By 1910 this painting belonged to the prominent collector William T. Evans, who probably purchased it from the artist’s estate. It was acquired by M. Knoedler & Co., New York, from the sale of works from Evans’s collection in 1913 for $900 and sold to the Cincinnati Art Museum Association in 1916 for $2,000.[9]
[1] Twachtman to John Alden Twachtman, ca. March 15, 1901.
[2] “They started for Banksville,” Port Chester Journal, March 21, 1901, p. 4. The article describes members and friends of the Hope Council No. 9, Daughters of America, who left Port Chester, New York, on Thursday, March 14, to pay a visit to the Victory Council, No. 15, located in Banksville, New York, which extends over the Connecticut border into Greenwich. When the group set out, the “sun shone brightly.” The article stated: “from the Toll Gate through Greenwich, the roads were in fair condition,” but from then it began to rain heavily. The group obtained permission to wait out the rain at the hall at Stanwich, in northern Greenwich, from where they intended to return home long before midnight. However, as noted in the article, “it started to snow quite hard, and before the time arrived to depart for home the ground was covered with nearly four inches of snow. The group returned at 2 in the morning, reaching Port Chester at 4:30 in the morning.
[3] Constructed probably in 1805 as a two-story modified saltbox and expanded in 1855 into an Italianate three-story “Railroad House” hotel, Toby’s Tavern has now been restored, with an exterior that matches its 1855–1935 appearance. An analysis of the site in preparation for its restoration can be found in David Scott Parker, Architects, “Historic Structures Report and Feasibility Study” (unpublished manuscript, 2013).
[4] Parker 2013, pp. 82–83.
[5] In 2000, architectural historian James Sexton produced a comprehensive study of the house, in which he determined the inaccuracy of earlier ideas about the structure’s evolution.
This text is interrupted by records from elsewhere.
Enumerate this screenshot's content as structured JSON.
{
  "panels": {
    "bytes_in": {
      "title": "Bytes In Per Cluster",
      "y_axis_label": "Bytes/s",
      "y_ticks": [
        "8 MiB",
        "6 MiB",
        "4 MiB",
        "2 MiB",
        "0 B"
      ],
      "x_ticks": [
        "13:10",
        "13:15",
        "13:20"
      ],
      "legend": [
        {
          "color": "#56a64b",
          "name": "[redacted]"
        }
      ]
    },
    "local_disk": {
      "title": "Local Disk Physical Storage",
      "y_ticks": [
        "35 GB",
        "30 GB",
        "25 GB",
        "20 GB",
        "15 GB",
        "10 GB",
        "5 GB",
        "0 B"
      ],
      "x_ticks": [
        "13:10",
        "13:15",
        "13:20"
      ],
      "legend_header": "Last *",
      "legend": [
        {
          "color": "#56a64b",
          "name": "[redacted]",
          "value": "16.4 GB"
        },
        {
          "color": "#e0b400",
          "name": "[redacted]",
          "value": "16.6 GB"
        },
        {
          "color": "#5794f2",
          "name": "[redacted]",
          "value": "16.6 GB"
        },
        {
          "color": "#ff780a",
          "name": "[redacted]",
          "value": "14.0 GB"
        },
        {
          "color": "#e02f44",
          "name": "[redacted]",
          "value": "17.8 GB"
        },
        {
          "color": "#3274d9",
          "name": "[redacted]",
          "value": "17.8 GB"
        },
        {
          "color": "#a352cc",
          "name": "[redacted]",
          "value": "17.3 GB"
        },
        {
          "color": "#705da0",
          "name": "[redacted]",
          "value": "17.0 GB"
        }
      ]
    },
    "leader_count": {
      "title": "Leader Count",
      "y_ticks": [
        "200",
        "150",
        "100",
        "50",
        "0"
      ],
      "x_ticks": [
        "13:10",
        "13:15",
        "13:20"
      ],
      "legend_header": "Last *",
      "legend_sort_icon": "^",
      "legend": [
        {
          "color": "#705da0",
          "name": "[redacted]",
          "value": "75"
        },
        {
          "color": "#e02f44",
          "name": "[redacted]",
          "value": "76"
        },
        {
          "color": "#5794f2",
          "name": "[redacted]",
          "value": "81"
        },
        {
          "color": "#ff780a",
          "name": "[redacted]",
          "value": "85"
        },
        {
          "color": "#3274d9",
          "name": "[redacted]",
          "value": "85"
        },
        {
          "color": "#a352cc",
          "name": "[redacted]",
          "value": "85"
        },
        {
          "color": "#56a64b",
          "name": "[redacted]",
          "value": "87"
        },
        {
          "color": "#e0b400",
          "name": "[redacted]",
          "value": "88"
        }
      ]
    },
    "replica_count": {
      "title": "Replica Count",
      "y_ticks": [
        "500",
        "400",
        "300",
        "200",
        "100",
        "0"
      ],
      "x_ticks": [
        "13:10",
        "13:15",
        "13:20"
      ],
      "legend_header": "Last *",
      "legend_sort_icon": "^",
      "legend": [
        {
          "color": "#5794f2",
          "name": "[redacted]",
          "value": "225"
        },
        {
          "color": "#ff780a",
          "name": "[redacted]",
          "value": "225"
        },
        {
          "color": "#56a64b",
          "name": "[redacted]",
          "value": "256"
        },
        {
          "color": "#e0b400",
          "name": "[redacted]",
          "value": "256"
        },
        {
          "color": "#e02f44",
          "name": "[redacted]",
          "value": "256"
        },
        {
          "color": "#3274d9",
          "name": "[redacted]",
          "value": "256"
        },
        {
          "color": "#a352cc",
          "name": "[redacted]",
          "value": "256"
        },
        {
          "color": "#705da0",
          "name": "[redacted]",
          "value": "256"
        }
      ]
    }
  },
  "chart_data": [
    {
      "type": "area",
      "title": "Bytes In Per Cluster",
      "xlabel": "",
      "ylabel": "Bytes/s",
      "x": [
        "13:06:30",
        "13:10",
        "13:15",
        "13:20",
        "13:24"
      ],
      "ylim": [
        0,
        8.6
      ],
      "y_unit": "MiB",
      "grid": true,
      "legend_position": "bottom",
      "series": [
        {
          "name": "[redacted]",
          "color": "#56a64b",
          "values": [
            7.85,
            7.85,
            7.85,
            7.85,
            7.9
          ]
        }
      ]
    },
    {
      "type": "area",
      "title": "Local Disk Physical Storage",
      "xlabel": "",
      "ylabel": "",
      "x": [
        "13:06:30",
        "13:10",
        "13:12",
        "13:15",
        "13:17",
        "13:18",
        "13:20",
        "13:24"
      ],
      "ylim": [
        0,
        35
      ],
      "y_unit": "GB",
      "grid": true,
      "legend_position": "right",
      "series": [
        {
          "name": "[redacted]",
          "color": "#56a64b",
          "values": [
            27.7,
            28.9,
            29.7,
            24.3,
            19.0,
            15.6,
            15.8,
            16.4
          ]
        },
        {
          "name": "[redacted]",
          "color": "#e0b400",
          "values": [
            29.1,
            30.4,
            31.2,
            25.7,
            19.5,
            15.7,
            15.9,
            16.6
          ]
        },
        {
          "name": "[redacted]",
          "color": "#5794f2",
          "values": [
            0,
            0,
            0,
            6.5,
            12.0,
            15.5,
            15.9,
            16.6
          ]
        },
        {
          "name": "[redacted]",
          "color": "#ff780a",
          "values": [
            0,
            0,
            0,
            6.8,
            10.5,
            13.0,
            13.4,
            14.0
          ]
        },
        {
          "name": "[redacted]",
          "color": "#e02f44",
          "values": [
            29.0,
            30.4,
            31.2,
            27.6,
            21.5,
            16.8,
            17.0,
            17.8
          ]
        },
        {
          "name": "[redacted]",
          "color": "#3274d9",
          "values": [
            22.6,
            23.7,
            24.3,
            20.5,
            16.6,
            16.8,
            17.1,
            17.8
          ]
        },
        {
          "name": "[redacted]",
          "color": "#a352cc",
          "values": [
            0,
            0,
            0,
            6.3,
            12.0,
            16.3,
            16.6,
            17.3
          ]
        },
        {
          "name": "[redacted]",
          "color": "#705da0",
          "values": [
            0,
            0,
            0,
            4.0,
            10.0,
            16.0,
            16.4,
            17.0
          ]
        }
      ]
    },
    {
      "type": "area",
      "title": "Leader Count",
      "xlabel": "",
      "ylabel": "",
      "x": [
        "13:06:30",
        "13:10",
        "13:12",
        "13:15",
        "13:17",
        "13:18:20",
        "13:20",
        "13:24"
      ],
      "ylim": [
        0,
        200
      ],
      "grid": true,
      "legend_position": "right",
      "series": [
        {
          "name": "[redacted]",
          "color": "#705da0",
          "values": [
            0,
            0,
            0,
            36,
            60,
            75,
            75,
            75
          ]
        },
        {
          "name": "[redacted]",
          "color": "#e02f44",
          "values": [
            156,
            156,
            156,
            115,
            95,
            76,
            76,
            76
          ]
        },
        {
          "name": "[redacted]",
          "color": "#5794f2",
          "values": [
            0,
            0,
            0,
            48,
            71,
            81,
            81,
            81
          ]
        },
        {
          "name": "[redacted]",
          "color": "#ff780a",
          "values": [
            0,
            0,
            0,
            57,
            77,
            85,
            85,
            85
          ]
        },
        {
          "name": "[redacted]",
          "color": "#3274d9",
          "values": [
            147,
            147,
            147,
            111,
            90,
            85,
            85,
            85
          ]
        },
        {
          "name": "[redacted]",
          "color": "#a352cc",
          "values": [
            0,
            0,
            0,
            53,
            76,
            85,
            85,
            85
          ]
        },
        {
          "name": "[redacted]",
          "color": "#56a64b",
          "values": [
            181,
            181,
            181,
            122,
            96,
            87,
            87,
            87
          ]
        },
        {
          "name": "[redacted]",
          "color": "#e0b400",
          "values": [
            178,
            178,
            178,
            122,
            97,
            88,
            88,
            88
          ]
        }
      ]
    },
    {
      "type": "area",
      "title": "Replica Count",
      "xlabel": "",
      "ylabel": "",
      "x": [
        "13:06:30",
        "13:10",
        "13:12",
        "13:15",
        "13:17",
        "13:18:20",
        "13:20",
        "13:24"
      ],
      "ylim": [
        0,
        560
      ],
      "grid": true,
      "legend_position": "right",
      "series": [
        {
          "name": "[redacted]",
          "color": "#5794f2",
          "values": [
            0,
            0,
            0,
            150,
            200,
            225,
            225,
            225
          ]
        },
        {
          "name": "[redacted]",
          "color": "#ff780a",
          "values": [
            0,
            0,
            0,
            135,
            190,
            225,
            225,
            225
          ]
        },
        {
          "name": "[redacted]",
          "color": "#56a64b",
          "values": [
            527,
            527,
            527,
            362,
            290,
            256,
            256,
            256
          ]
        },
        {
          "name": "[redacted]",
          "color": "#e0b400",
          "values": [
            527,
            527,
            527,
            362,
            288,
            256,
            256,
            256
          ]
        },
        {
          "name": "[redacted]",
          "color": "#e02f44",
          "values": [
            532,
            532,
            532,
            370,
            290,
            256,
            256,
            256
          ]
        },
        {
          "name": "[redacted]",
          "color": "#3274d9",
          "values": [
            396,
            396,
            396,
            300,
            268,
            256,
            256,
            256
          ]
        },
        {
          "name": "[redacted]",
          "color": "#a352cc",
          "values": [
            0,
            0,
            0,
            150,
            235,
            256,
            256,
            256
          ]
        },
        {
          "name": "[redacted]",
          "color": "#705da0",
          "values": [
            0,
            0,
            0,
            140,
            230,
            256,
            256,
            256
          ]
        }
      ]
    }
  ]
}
James Sexton, “Bush-Holley House, Cos Cob, Connecticut: A Historic Structure Report” (unpublished manuscript, Greenwich Historical Society Library & Archives, 2000). Sexton’s research was the basis in 2015 for a continued study of the property, for its further preservation: David Scott Parker, “Findings & Suggestions: Based on the Bush-Holley House Historic American Buildings Survey Conducted December 2014–February 2015” (unpublished manuscript, 2015).
[6] Twachtman’s viewpoint is the result of an analysis in 2020 of historical material and the site itself by Greenwich Historical Society curator Maggie Dimock.
[7] Sexton 2000 indicates that it was probably between 1848 and 1882 that the roof of this section of the house was raised and three windows facing south were added.
[8] Larkin 2001–I, p. 130.
[9] Knoedler Book 6, stock no. 13157, p. 60, row 45. Knoedler Dealer Stock Books, Getty Research Institute.
From Larkin 2001–I
An impression of steadfast endurance permeates Twachtman’s Old Holley House (fig. 63). Twachtman honored the past in a boldly modern composition. He chose a viewpoint that emphasized the structure’s age by revealing its saltbox construction, then reduced the traditional architecture to a set of cubes, rectangles, and triangles. Cropping the two-story front porches that were nineteenth-century additions, he extended the building's solid geometry from edge to edge of the canvas. The square format reinforces the sense of equilibrium conveyed by the calm blue-violet palette, which unites the house with the earth and sky. The slender sapling in the right foreground is a metaphor of youth in contrast with the aged building, whose arboreal emblem might be the evergreen that cushions its strong horizontals. Snow suggests the winter of life, the end of a cycle. For Twachtman, the old house inspires introspection on time and change [p. 110].